Eh, ce n’est pas comme si ça faisait dix épisodes qu’il allait parfaitement bien suite à son passage dans l’armée. À quoi bon viser de la cohérence et de la logique sur plusieurs épisodes ? D’ailleurs, les aliens ont disparu eux aussi. Et tout le monde s’en fout !

Compteur d’Archie à poil : Mais il ne retire plus jamais son t-shirt, même pour dormir ??

In the Dark – S03E08

Épisode 8 – Power Trip – 16/20
L’héroïne de cette série a toujours été problématique par moments, mais cet épisode souligne à de nombreuses reprises toute la toxicité dont elle est capable sans même s’en rendre compte. J’en arrive à préférer les personnages secondaires aux personnages principaux, et j’espère qu’ils parviendront à rétablir l’équilibre par la suite. C’était autrement un excellent épisode se concentrant sur les personnages plus que l’intrigue, quitte à ce qu’on perde du temps et une occasion d’avancer.

Spoilers

Murphy veut tout savoir de la vie de Jennifer Walker pour retrouver Jess… mais ce n’est pas simple au beau milieu d’une tempête de neige coupant électricité et réseau téléphonique.

Without your respect, I’d advise you not to advise me.

Impossible de passer à côté de cet épisode, même en vacances, même s’il est question de voir la neige tomber sur des chants de Noël alors que je suis encore en train de bronzer sous le soleil matinal. C’est comme ça, que voulez-vous ?

Par contre, j’ai eu du mal à voir grand-chose à ce que je regardais : la tempête de neige en pleine nuit provoque rapidement en début d’épisode une panne de courant – et de wifi, et de réseau téléphonique. C’est con, parce que Murphy venait juste de motiver tout le monde à faire davantage de recherches sur Jennifer Walker. Cette dernière a disparu dix ans plus tôt, ce qui est loin d’être suffisant pour aider nos héros à faire le lien avec ce qui est en train d’arriver à Jess.

Et quand je dis « nos héros », il faut noter que Tray a décidé de rester aux côtés de Murphy pour cet épisode, ce que je trouve vraiment chouette. Je n’étais pas convaincu de les voir coucher ensemble – et je ne le suis toujours pas – mais c’est mignon de le voir autant investi. Après, il a quand même réussi à oublier le flingue dans l’épisode précédent, ce qui énerve Felix quand il veut récupérer le flingue de sa sœur, un cadeau de leur mère.

Ce n’est rien par rapport à Murphy qui s’énerve quand Lesley lui conseille de ne pas sortir sous la tempête de neige et que ça provoque un tas de remous entre tous les personnages. Murphy prend donc la décision de se barrer malgré tout, parce qu’elle ne supporte pas de rester à rien faire sur place… et ça finit en dispute de couple entre elle et Max, devant Lesley qui en prend plein la gueule devant tout le monde.

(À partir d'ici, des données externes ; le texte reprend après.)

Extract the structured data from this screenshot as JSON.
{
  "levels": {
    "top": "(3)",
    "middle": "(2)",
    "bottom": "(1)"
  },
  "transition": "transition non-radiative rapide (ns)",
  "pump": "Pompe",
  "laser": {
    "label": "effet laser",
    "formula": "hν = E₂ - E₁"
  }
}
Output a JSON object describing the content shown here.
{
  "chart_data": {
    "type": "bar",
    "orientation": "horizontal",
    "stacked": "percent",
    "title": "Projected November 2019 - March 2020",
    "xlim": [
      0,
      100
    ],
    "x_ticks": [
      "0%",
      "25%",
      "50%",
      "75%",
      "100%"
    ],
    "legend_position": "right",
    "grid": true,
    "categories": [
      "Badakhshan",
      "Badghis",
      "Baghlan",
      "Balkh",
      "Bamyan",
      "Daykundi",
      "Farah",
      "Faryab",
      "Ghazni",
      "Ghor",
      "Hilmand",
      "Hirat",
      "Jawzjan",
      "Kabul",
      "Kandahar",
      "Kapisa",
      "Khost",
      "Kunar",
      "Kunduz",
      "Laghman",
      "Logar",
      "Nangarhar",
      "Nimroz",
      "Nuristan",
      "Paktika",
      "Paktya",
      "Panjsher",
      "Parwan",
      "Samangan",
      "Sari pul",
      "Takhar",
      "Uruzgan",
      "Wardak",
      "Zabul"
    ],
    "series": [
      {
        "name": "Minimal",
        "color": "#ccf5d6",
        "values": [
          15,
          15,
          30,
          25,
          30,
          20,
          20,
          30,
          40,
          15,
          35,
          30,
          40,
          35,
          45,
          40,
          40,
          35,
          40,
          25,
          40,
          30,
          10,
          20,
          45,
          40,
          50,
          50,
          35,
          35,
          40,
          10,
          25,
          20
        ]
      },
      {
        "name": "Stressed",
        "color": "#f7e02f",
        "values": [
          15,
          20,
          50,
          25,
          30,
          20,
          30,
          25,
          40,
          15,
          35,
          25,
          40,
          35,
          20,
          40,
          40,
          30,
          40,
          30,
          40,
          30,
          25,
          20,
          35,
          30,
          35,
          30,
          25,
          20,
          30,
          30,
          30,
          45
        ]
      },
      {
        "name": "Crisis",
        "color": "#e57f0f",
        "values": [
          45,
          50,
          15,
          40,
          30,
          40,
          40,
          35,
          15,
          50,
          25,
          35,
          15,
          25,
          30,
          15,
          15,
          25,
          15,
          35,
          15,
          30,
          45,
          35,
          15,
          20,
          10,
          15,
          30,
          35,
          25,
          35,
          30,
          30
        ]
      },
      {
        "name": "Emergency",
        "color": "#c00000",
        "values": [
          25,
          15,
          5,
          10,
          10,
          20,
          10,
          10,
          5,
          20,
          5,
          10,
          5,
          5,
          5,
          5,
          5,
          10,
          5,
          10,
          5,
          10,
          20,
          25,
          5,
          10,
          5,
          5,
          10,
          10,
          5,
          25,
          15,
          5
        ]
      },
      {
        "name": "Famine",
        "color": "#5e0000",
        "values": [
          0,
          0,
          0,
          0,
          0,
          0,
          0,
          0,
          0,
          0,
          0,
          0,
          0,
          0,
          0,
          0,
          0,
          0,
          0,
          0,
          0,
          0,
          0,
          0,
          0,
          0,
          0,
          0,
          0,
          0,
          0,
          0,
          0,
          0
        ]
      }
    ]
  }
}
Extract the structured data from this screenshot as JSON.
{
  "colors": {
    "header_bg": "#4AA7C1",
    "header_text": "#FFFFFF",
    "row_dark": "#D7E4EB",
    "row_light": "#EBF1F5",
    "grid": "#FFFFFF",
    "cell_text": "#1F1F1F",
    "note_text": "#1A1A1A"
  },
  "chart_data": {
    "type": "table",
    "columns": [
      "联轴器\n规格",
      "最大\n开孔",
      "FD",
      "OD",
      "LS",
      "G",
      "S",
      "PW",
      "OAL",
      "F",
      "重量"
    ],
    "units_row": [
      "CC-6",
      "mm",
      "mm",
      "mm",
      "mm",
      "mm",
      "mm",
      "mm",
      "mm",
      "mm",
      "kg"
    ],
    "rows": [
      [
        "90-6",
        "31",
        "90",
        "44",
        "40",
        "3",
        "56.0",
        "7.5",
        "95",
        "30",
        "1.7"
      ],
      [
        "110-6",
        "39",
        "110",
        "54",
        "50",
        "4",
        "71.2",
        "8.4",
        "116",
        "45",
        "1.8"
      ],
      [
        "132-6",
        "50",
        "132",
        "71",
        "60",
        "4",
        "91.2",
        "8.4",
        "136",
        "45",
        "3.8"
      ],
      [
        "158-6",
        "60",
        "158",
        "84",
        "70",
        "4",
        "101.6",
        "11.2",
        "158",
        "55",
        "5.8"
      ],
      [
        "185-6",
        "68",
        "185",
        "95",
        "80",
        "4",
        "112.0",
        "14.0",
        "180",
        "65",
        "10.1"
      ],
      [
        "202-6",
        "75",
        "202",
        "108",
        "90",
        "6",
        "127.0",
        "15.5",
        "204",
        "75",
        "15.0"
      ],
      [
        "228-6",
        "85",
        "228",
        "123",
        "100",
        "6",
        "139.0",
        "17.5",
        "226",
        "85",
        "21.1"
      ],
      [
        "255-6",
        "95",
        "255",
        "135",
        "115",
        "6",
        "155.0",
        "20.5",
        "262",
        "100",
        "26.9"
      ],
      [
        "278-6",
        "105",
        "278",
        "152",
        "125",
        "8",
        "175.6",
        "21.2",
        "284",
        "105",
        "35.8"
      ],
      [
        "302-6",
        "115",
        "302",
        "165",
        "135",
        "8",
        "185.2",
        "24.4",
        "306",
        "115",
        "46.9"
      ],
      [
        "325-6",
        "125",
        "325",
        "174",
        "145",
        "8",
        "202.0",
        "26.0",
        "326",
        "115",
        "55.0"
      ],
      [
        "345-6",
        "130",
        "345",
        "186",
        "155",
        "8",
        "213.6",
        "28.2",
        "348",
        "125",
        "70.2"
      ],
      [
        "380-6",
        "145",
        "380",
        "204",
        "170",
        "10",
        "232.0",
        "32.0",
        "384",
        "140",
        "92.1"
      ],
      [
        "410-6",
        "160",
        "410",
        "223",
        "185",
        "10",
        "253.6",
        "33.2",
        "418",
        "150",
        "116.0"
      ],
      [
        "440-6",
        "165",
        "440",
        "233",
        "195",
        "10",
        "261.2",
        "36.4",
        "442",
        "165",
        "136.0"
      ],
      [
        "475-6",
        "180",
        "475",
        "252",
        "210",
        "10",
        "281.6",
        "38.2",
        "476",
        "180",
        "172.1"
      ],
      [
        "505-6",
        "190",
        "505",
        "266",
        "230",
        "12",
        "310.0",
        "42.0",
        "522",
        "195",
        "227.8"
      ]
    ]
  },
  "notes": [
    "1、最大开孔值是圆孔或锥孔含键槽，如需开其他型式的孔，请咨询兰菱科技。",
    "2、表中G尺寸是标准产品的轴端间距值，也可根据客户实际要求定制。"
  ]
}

Finalement, Murphy explique à Max qu’il l’étouffait beaucoup trop quand ils étaient en couple, et qu’il continue de le faire à revenir dans sa vie à chaque fois, tout ça pour la faire souffrir. Elle l’a fait souffrir et il fait à présent pareil avec Lesley selon lui. Pourtant, moi, je commence à vraiment adorer Lesley, franchement. Pour encore en ajouter à ce qui la rend géniale, elle révèle à Max qu’elle a aussi du mal avec son ex – quand Murphy, Felix et Tray se sont barrés pour aller vers la voiture, Murphy ne voulant pas rester inactive.

L’ex de Lesley ? Une femme, bien sûr, et ça excite Max. Tss. J’ai beaucoup aimé la scène, qui est on ne peut plus réaliste dans la réaction et les échanges des deux personnages. Malgré tout, ils arrivent à sympathiser assez pour une réconciliation sans embrouille, avec un Max qui assure qu’il veut être avec elle.

Bien sûr que dès que Lesley et Max commencent à coucher ensemble, les autres reviennent : la voiture est coincée sous la neige, alors ils sont obligés de dormir sur place. Felix est totalement naze sur ce coup-là, à expliquer à Murphy que sa sœur est pan, donc qu’elle n’est pas totalement à fond sur les mecs, donc qu’elle n’est pas totalement à fond sur Max. Heureusement que Tray est là, putain, parce que Felix est imblairable, quand il est comme ça.

Le pauvre prend quand même cher juste après quand Murphy lui explique qu’elle veut rester parler avec Tray plutôt que de le suivre dans une des deux chambres d’invités. C’est si triste pour Felix – il est obligé de laisser la femme de ses rêves avec un de ses amants. Murphy en profite pour s’excuser à son tour de ce à quoi Tray a dû assister entre elle et Max, mais ce n’est pas comme s’il en avait grand-chose à faire.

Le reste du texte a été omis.